A few years ago there appeared on New York City streets some amazing guerilla art posters depicting a popular brand of bottled water containing air rather than water. The point of the poster was that unless we safeguard our precious natural resources and protect them from privatization we will lose them in an ocean of plastic. In California, scarce water resources irrigate pomegranate and almond fields–exotic foods for a privileged class.
This is economic based scarcity. In sub-Saharan Africa, people’s true potential is lost gathering water and suffering water-born diseases, especially women and children. When many demonstrate on Wall Street for the re-distribution of the wealth of a hoarding, privileged 1%, how many of those demonstrators see themselves as the ones with unlimited access to 1% of the available clean drinking water? How many of them drink that water from expensive plastic bottles?
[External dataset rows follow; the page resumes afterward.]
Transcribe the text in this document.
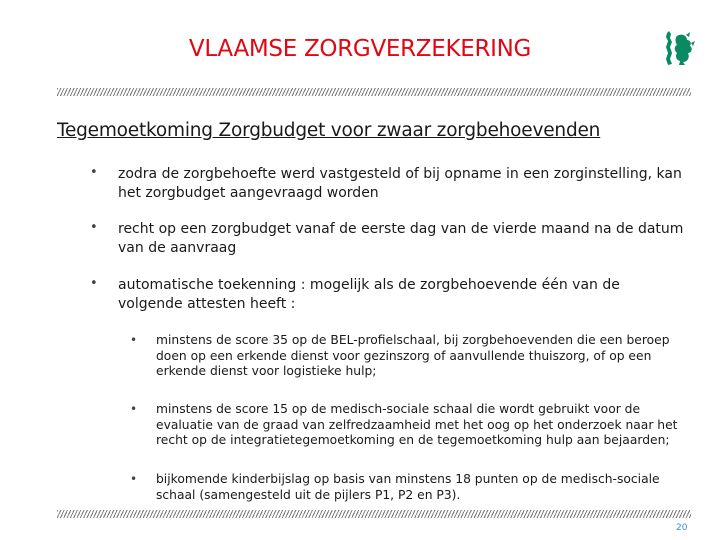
VLAAMSE ZORGVERZEKERING
Tegemoetkoming Zorgbudget voor zwaar zorgbehoevenden
• zodra de zorgbehoefte werd vastgesteld of bij opname in een zorginstelling, kan het zorgbudget aangevraagd worden
• recht op een zorgbudget vanaf de eerste dag van de vierde maand na de datum van de aanvraag
• automatische toekenning : mogelijk als de zorgbehoevende één van de volgende attesten heeft :
• minstens de score 35 op de BEL-profielschaal, bij zorgbehoevenden die een beroep doen op een erkende dienst voor gezinszorg of aanvullende thuiszorg, of op een erkende dienst voor logistieke hulp;
• minstens de score 15 op de medisch-sociale schaal die wordt gebruikt voor de evaluatie van de graad van zelfredzaamheid met het oog op het onderzoek naar het recht op de integratietegemoetkoming en de tegemoetkoming hulp aan bejaarden;
• bijkomende kinderbijslag op basis van minstens 18 punten op de medisch-sociale schaal (samengesteld uit de pijlers P1, P2 en P3).
20
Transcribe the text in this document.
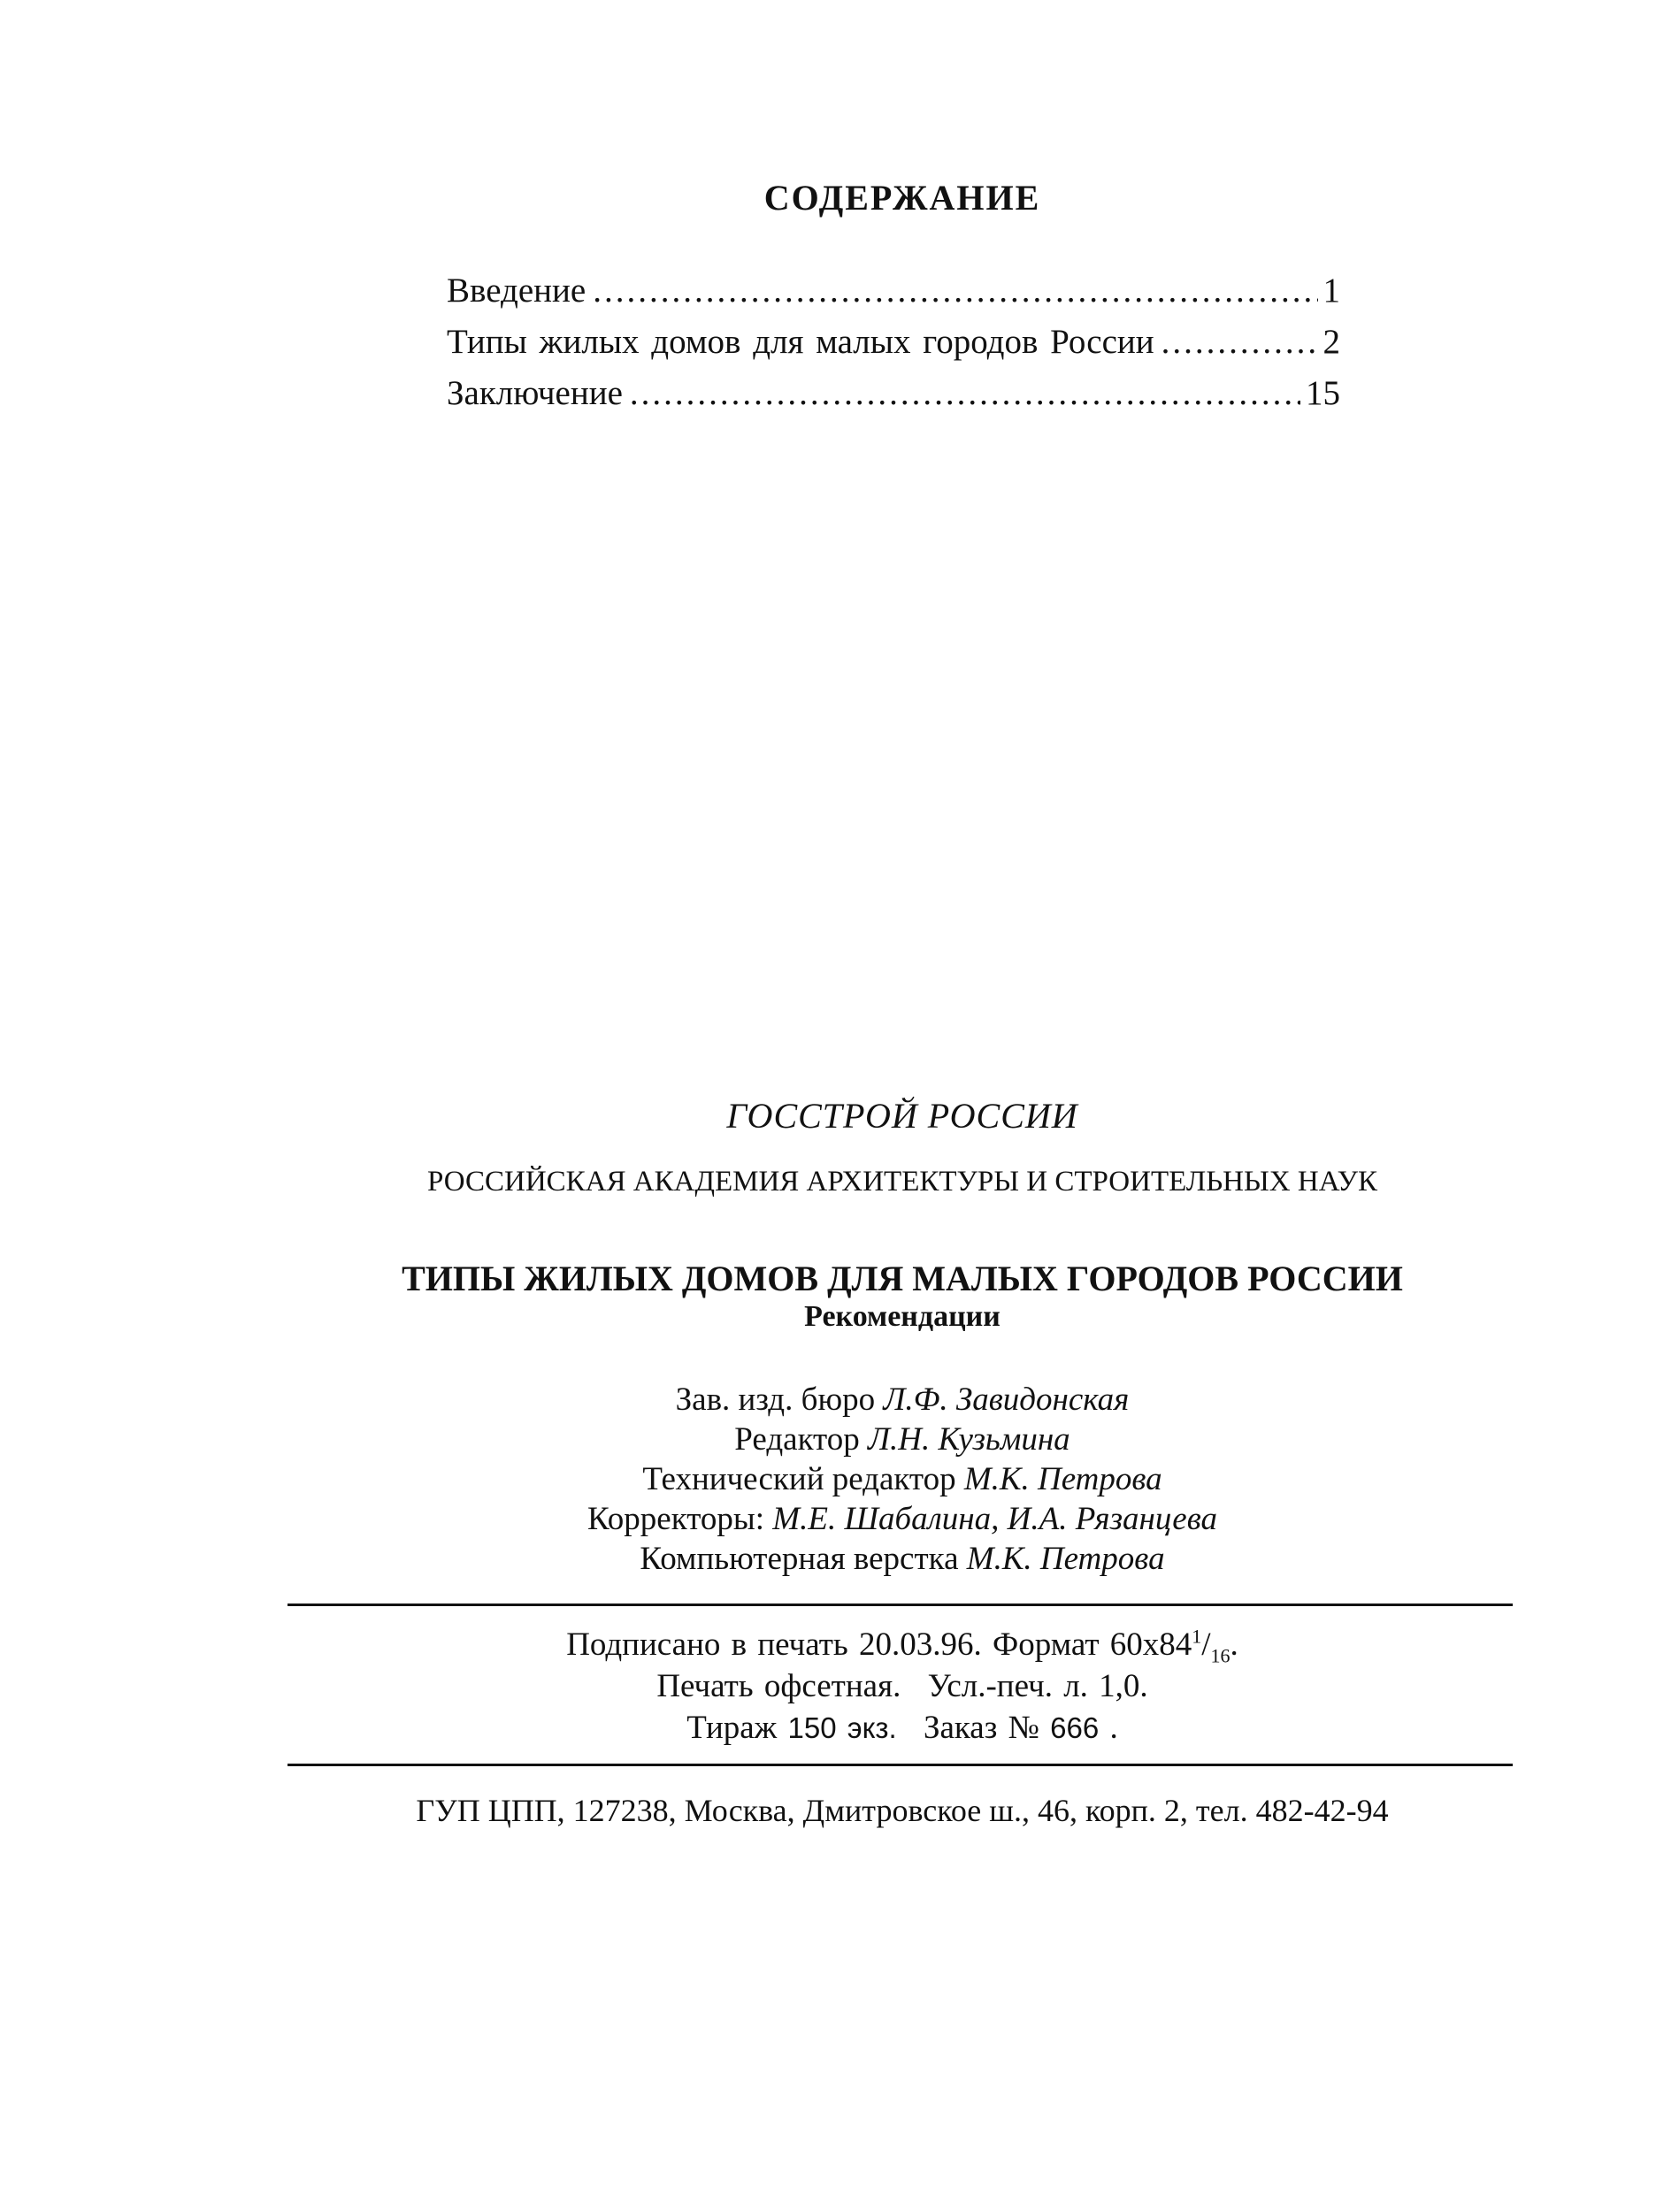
СОДЕРЖАНИЕ
Введение .....	1
Типы жилых домов для малых городов России .....	2
Заключение .....	15
ГОССТРОЙ РОССИИ
РОССИЙСКАЯ АКАДЕМИЯ АРХИТЕКТУРЫ И СТРОИТЕЛЬНЫХ НАУК
ТИПЫ ЖИЛЫХ ДОМОВ ДЛЯ МАЛЫХ ГОРОДОВ РОССИИ
Рекомендации
Зав. изд. бюро Л.Ф. Завидонская
Редактор Л.Н. Кузьмина
Технический редактор М.К. Петрова
Корректоры: М.Е. Шабалина, И.А. Рязанцева
Компьютерная верстка М.К. Петрова
Подписано в печать 20.03.96. Формат $60х84^1/_{16}$.
Печать офсетная. Усл.-печ. л. 1,0.
Тираж 150 экз. Заказ № 666 .
ГУП ЦПП, 127238, Москва, Дмитровское ш., 46, корп. 2, тел. 482-42-94
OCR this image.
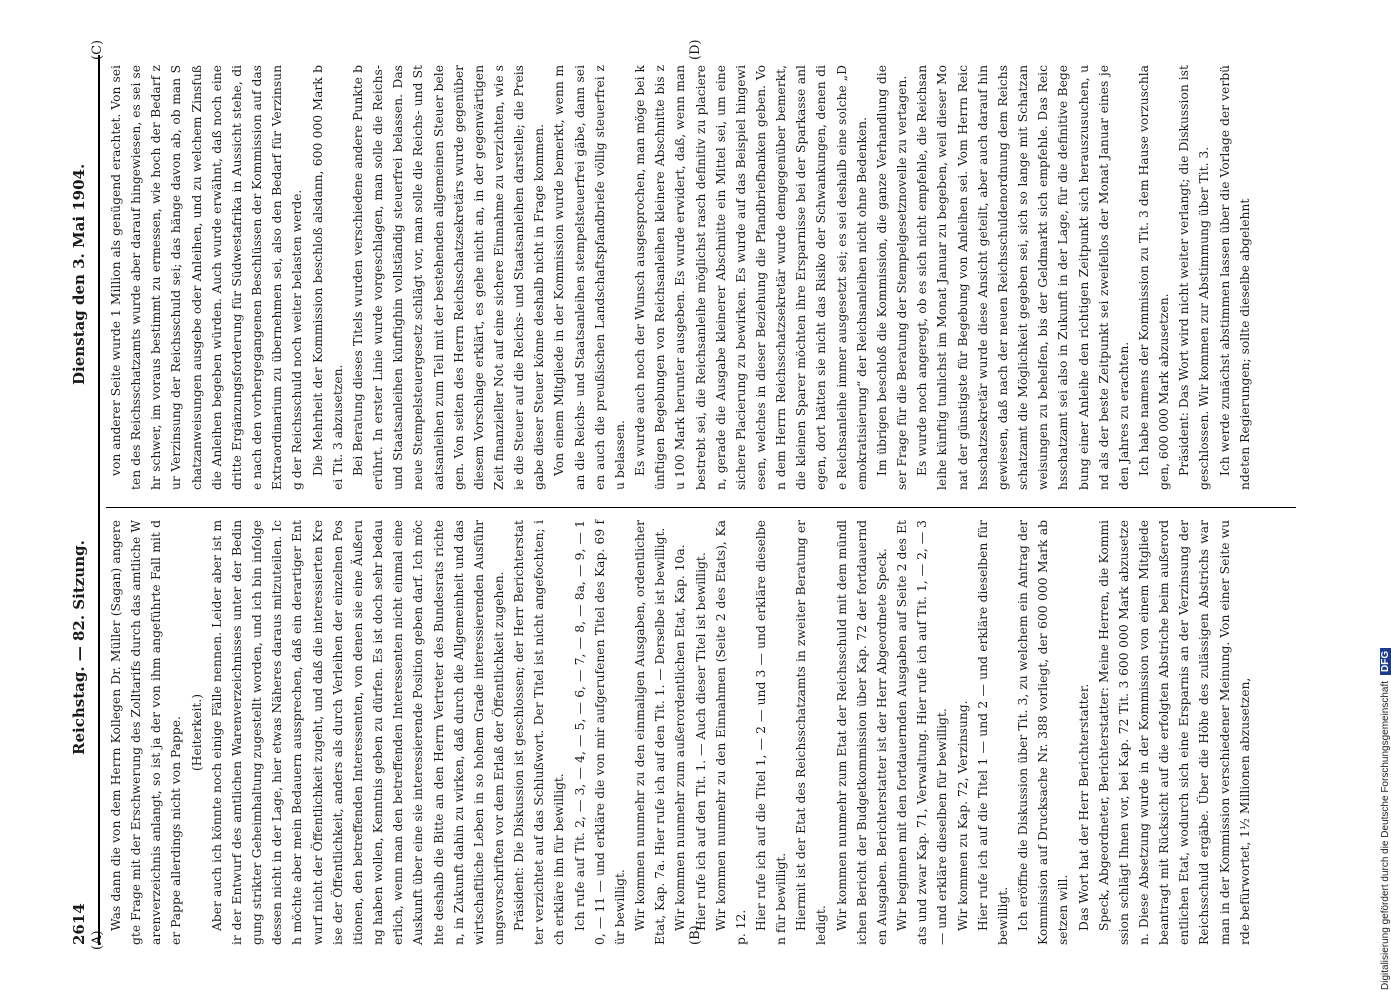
2614
Reichstag. — 82. Sitzung.
Dienstag den 3. Mai 1904.

Was dann die von dem Herrn Kollegen Dr. Müller (Sagan) angeregte Frage mit der Erschwerung des Zolltarifs durch das amtliche Warenverzeichnis anlangt, so ist ja der von ihm angeführte Fall mit der Pappe allerdings nicht von Pappe. (Heiterkeit.) Aber auch ich könnte noch einige Fälle nennen. Leider aber ist mir der Entwurf des amtlichen Warenverzeichnisses unter der Bedingung strikter Geheimhaltung zugestellt worden, und ich bin infolgedessen nicht in der Lage, hier etwas Näheres daraus mitzuteilen. Ich möchte aber mein Bedauern aussprechen, daß ein derartiger Entwurf nicht der Öffentlichkeit zugeht, und daß die interessierten Kreise der Öffentlichkeit, anders als durch Verleihen der einzelnen Positionen, den betreffenden Interessenten, von denen sie eine Äußerung haben wollen, Kenntnis geben zu dürfen. Es ist doch sehr bedauerlich, wenn man den betreffenden Interessenten nicht einmal eine Auskunft über eine sie interessierende Position geben darf. Ich möchte deshalb die Bitte an den Herrn Vertreter des Bundesrats richten, in Zukunft dahin zu wirken, daß durch die Allgemeinheit und das wirtschaftliche Leben in so hohem Grade interessierenden Ausführungsvorschriften vor dem Erlaß der Öffentlichkeit zugehen. Präsident: Die Diskussion ist geschlossen; der Herr Berichterstatter verzichtet auf das Schlußwort. Der Titel ist nicht angefochten; ich erkläre ihn für bewilligt. Ich rufe auf Tit. 2, — 3, — 4, — 5, — 6, — 7, — 8, — 8a, — 9, — 10, — 11 — und erkläre die von mir aufgerufenen Titel des Kap. 69 für bewilligt. Wir kommen nunmehr zu den einmaligen Ausgaben, ordentlicher Etat, Kap. 7a. Hier rufe ich auf den Tit. 1. — Derselbe ist bewilligt. Wir kommen nunmehr zum außerordentlichen Etat, Kap. 10a. Hier rufe ich auf den Tit. 1. — Auch dieser Titel ist bewilligt. Wir kommen nunmehr zu den Einnahmen (Seite 2 des Etats), Kap. 12. Hier rufe ich auf die Titel 1, — 2 — und 3 — und erkläre dieselben für bewilligt. Hiermit ist der Etat des Reichsschatzamts in zweiter Beratung erledigt. Wir kommen nunmehr zum Etat der Reichsschuld mit dem mündlichen Bericht der Budgetkommission über Kap. 72 der fortdauernden Ausgaben. Berichterstatter ist der Herr Abgeordnete Speck. Wir beginnen mit den fortdauernden Ausgaben auf Seite 2 des Etats und zwar Kap. 71, Verwaltung. Hier rufe ich auf Tit. 1, — 2, — 3 — und erkläre dieselben für bewilligt. Wir kommen zu Kap. 72, Verzinsung. Hier rufe ich auf die Titel 1 — und 2 — und erkläre dieselben für bewilligt. Ich eröffne die Diskussion über Tit. 3, zu welchem ein Antrag der Kommission auf Drucksache Nr. 388 vorliegt, der 600 000 Mark absetzen will. Das Wort hat der Herr Berichterstatter. Speck, Abgeordneter, Berichterstatter: Meine Herren, die Kommission schlägt Ihnen vor, bei Kap. 72 Tit. 3 600 000 Mark abzusetzen. Diese Absetzung wurde in der Kommission von einem Mitgliede beantragt mit Rücksicht auf die erfolgten Abstriche beim außerordentlichen Etat, wodurch sich eine Ersparnis an der Verzinsung der Reichsschuld ergäbe. Über die Höhe des zulässigen Abstrichs war man in der Kommission verschiedener Meinung. Von einer Seite wurde befürwortet, 1½ Millionen abzusetzen,

von anderer Seite wurde 1 Million als genügend erachtet. Von seiten des Reichsschatzamts wurde aber darauf hingewiesen, es sei sehr schwer, im voraus bestimmt zu ermessen, wie hoch der Bedarf zur Verzinsung der Reichsschuld sei; das hänge davon ab, ob man Schatzanweisungen ausgebe oder Anleihen, und zu welchem Zinsfuß die Anleihen begeben würden. Auch wurde erwähnt, daß noch eine dritte Ergänzungsforderung für Südwestafrika in Aussicht stehe, die nach den vorhergegangenen Beschlüssen der Kommission auf das Extraordinarium zu übernehmen sei, also den Bedarf für Verzinsung der Reichsschuld noch weiter belasten werde. Die Mehrheit der Kommission beschloß alsdann, 600 000 Mark bei Tit. 3 abzusetzen. Bei Beratung dieses Titels wurden verschiedene andere Punkte berührt. In erster Linie wurde vorgeschlagen, man solle die Reichs- und Staatsanleihen künftighin vollständig steuerfrei belassen. Das neue Stempelsteuergesetz schlägt vor, man solle die Reichs- und Staatsanleihen zum Teil mit der bestehenden allgemeinen Steuer belegen. Von seiten des Herrn Reichsschatzsekretärs wurde gegenüber diesem Vorschlage erklärt, es gehe nicht an, in der gegenwärtigen Zeit finanzieller Not auf eine sichere Einnahme zu verzichten, wie sie die Steuer auf die Reichs- und Staatsanleihen darstelle; die Preisgabe dieser Steuer könne deshalb nicht in Frage kommen. Von einem Mitgliede in der Kommission wurde bemerkt, wenn man die Reichs- und Staatsanleihen stempelsteuerfrei gäbe, dann seien auch die preußischen Landschaftspfandbriefe völlig steuerfrei zu belassen. Es wurde auch noch der Wunsch ausgesprochen, man möge bei künftigen Begebungen von Reichsanleihen kleinere Abschnitte bis zu 100 Mark herunter ausgeben. Es wurde erwidert, daß, wenn man bestrebt sei, die Reichsanleihe möglichst rasch definitiv zu placieren, gerade die Ausgabe kleinerer Abschnitte ein Mittel sei, um eine sichere Placierung zu bewirken. Es wurde auf das Beispiel hingewiesen, welches in dieser Beziehung die Pfandbriefbanken geben. Von dem Herrn Reichsschatzsekretär wurde demgegenüber bemerkt, die kleinen Sparer möchten ihre Ersparnisse bei der Sparkasse anlegen, dort hätten sie nicht das Risiko der Schwankungen, denen die Reichsanleihe immer ausgesetzt sei; es sei deshalb eine solche „Demokratisierung“ der Reichsanleihen nicht ohne Bedenken. Im übrigen beschloß die Kommission, die ganze Verhandlung dieser Frage für die Beratung der Stempelgesetznovelle zu vertagen. Es wurde noch angeregt, ob es sich nicht empfehle, die Reichsanleihe künftig tunlichst im Monat Januar zu begeben, weil dieser Monat der günstigste für Begebung von Anleihen sei. Vom Herrn Reichsschatzsekretär wurde diese Ansicht geteilt, aber auch darauf hingewiesen, daß nach der neuen Reichsschuldenordnung dem Reichsschatzamt die Möglichkeit gegeben sei, sich so lange mit Schatzanweisungen zu behelfen, bis der Geldmarkt sich empfehle. Das Reichsschatzamt sei also in Zukunft in der Lage, für die definitive Begebung einer Anleihe den richtigen Zeitpunkt sich herauszusuchen, und als der beste Zeitpunkt sei zweifellos der Monat Januar eines jeden Jahres zu erachten. Ich habe namens der Kommission zu Tit. 3 dem Hause vorzuschlagen, 600 000 Mark abzusetzen. Präsident: Das Wort wird nicht weiter verlangt; die Diskussion ist geschlossen. Wir kommen zur Abstimmung über Tit. 3. Ich werde zunächst abstimmen lassen über die Vorlage der verbündeten Regierungen; sollte dieselbe abgelehnt

(A)	(B)
(C)	(D)
Digitalisierung gefördert durch die Deutsche ForschungsgemeinschaftDFG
We travel to India often, and lately we have been traveling to China, and there are some interesting perspectives to be gained. For one thing, it is very apparent what happens when the human population grows beyond the carrying capacity of the Earth. All around us there are people eager to take from each other in order to survive another minute, day or week.
The Earth is running out of water that will support human existence. “Family living can be existing and everyone can come to be a dead one, and not anyone then, is remembering any such thing.” 2 According to some Hindu scriptures, the Kali Yuga (the current age) will end in a fast and fiery way, wiping out all forms of life as we know it. It is our job as yogis to maintain the innate serenity of mind throughout, and to carry on with the righteous activities devoted to dharma. The destruction of this world is followed with the creation of a new one. The Satya Yuga (Golden Age), is followed by Treta Yuga (less virtuous, the advent of agriculture), then Dwapara Yuga (Tamasic, discontent, disease), then our present Kali Yuga (with some 427,000 years to go of liars, hypocrites, pollution, and scarce water). During Kali Yuga, rulers become unreasonable and no longer promote spirituality or protect their subjects; they become dangerous. People will migrate, seeking countries with water and food; people will have thoughts of avarice, wrath and murder; acquisition of material wealth, lust, addiction to food and drugs, treating living things as objects (animals, people) becomes the central facet of life. Only the lucky few will respect teachers and teachings.
The good news is that for the first 10,000 years of the Kali Yuga there will exist a Golden Age in which yoga practices will still be present on Earth. Today, 5,000 years of the Kali Yuga have passed and we have 5,000 years remaining where we will be blessed with the knowledge of the yoga traditions. We still have time to bring peace to this place, calming the muddy waters of distress.